Arguments pertinents
1. Interdiction de sous-location : La Cour a constaté que le bail initial contenait une clause interdisant formellement la sous-location. Elle a souligné que cette clause devait être respectée, même si Biscarré avait sous-loué en invoquant l'ordonnance de 1945. La Cour a noté que "la prohibition de sous-location contenue au bail" était claire et précise, ce qui a conduit à la nullité des sous-locations.
2. Application de l'ordonnance de 1945 : La Cour a précisé que l'ordonnance du 11 octobre 1945 n'autorisait les sous-locations qu'à condition que les lieux soient occupés conformément à un décret pris en vertu de l'article 3 de cette ordonnance. Elle a affirmé que "la sous-location consentie le 20 octobre 1946, contrairement à la convention locative, par les époux X... à Biscarré se trouvait nulle".
3. Nullité du décret : Concernant l'argument sur l'illégalité du décret, la Cour a estimé que même si le décret était déclaré nul, cela ne changeait rien à la validité de la clause d'interdiction de sous-location du bail. La décision a été justifiée par le fait que "l'interdiction de sous-louer prévue au bail gardait toute sa valeur".
Interprétations et citations légales
1. Ordonnance du 11 octobre 1945 : Cette ordonnance a été conçue pour remédier à la crise du logement, mais son application était conditionnée par un décret. La Cour a interprété l'article 10 de l'ordonnance comme stipulant que "les sous-locations nonobstant toute convention contraire" n'étaient possibles que si les conditions d'un décret étaient remplies.
2. Code civil - Article 1134 : Cet article stipule que les contrats doivent être exécutés de bonne foi. La Cour a appliqué ce principe pour affirmer que la clause d'interdiction de sous-location devait être respectée, renforçant ainsi la validité des engagements contractuels.
3. Code civil - Article 1717 : Cet article traite des obligations du locataire, notamment en ce qui concerne la sous-location. La Cour a souligné que la sous-location sans l'accord du propriétaire, comme stipulé dans le bail, était nulle.

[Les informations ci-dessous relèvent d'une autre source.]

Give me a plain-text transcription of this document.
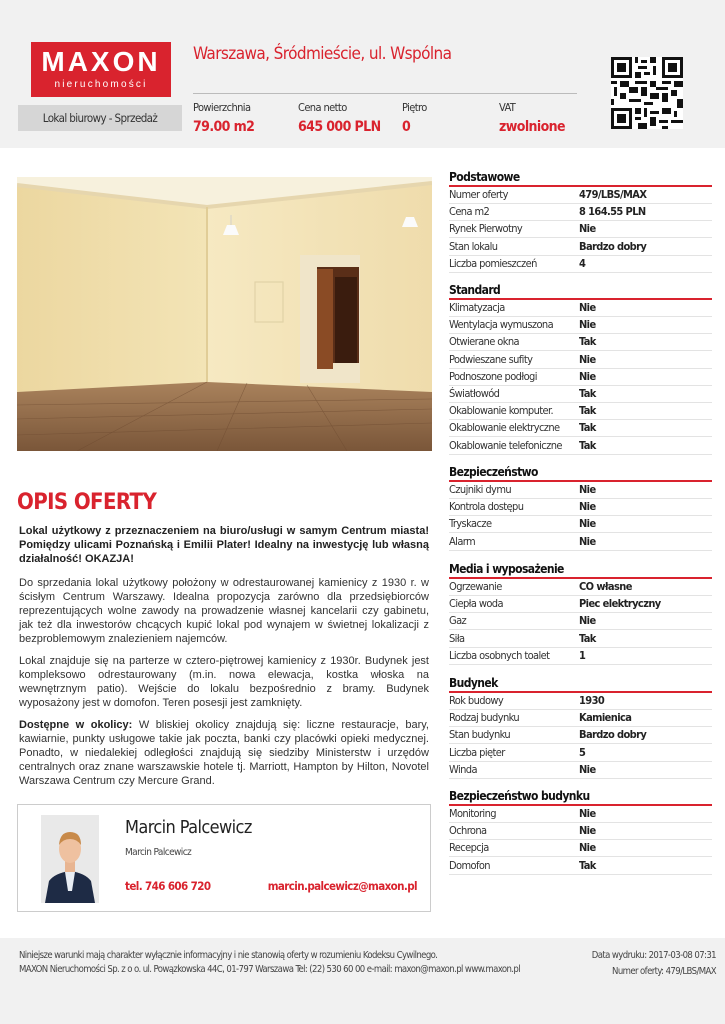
MAXON
nieruchomości
Warszawa, Śródmieście, ul. Wspólna
Lokal biurowy - Sprzedaż
Powierzchnia
79.00 m2
Cena netto
645 000 PLN
Piętro
0
VAT
zwolnione
OPIS OFERTY
Lokal użytkowy z przeznaczeniem na biuro/usługi w samym Centrum miasta! Pomiędzy ulicami Poznańską i Emilii Plater! Idealny na inwestycję lub własną działalność! OKAZJA!
Do sprzedania lokal użytkowy położony w odrestaurowanej kamienicy z 1930 r. w ścisłym Centrum Warszawy. Idealna propozycja zarówno dla przedsiębiorców reprezentujących wolne zawody na prowadzenie własnej kancelarii czy gabinetu, jak też dla inwestorów chcących kupić lokal pod wynajem w świetnej lokalizacji z bezproblemowym znalezieniem najemców.
Lokal znajduje się na parterze w cztero-piętrowej kamienicy z 1930r. Budynek jest kompleksowo odrestaurowany (m.in. nowa elewacja, kostka włoska na wewnętrznym patio). Wejście do lokalu bezpośrednio z bramy. Budynek wyposażony jest w domofon. Teren posesji jest zamknięty.
Dostępne w okolicy: W bliskiej okolicy znajdują się: liczne restauracje, bary, kawiarnie, punkty usługowe takie jak poczta, banki czy placówki opieki medycznej. Ponadto, w niedalekiej odległości znajdują się siedziby Ministerstw i urzędów centralnych oraz znane warszawskie hotele tj. Marriott, Hampton by Hilton, Novotel Warszawa Centrum czy Mercure Grand.
Marcin Palcewicz
Marcin Palcewicz
tel. 746 606 720	marcin.palcewicz@maxon.pl
Podstawowe
Numer oferty	479/LBS/MAX
Cena m2	8 164.55 PLN
Rynek Pierwotny	Nie
Stan lokalu	Bardzo dobry
Liczba pomieszczeń	4
Standard
Klimatyzacja	Nie
Wentylacja wymuszona Nie
Otwierane okna	Tak
Podwieszane sufity	Nie
Podnoszone podłogi	Nie
Światłowód	Tak
Okablowanie komputer. Tak
Okablowanie elektryczne Tak
Okablowanie telefoniczne Tak
Bezpieczeństwo
Czujniki dymu	Nie
Kontrola dostępu	Nie
Tryskacze	Nie
Alarm	Nie
Media i wyposażenie
Ogrzewanie	CO własne
Ciepła woda	Piec elektryczny
Gaz	Nie
Siła	Tak
Liczba osobnych toalet	1
Budynek
Rok budowy	1930
Rodzaj budynku	Kamienica
Stan budynku	Bardzo dobry
Liczba pięter	5
Winda	Nie
Bezpieczeństwo budynku
Monitoring	Nie
Ochrona	Nie
Recepcja	Nie
Domofon	Tak
Niniejsze warunki mają charakter wyłącznie informacyjny i nie stanowią oferty w rozumieniu Kodeksu Cywilnego.
MAXON Nieruchomości Sp. z o o. ul. Powązkowska 44C, 01-797 Warszawa Tel: (22) 530 60 00 e-mail: maxon@maxon.pl www.maxon.pl
Data wydruku: 2017-03-08 07:31
Numer oferty: 479/LBS/MAX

4. Loi du 20 avril 1810 - Article 7 : Cet article a été mentionné dans le cadre de la séparation des autorités administrative et judiciaire. La Cour a rejeté l'argument selon lequel elle aurait dû surseoir à statuer en raison d'une contestation sur la légalité du décret, affirmant que la question de la nullité du décret n'affectait pas la validité de la clause contractuelle.
En conclusion, la décision de la Cour d'appel d'Orléans repose sur une interprétation stricte des clauses contractuelles et des dispositions légales, affirmant la primauté des engagements contractuels sur les dispositions exceptionnelles introduites par l'ordonnance de 1945.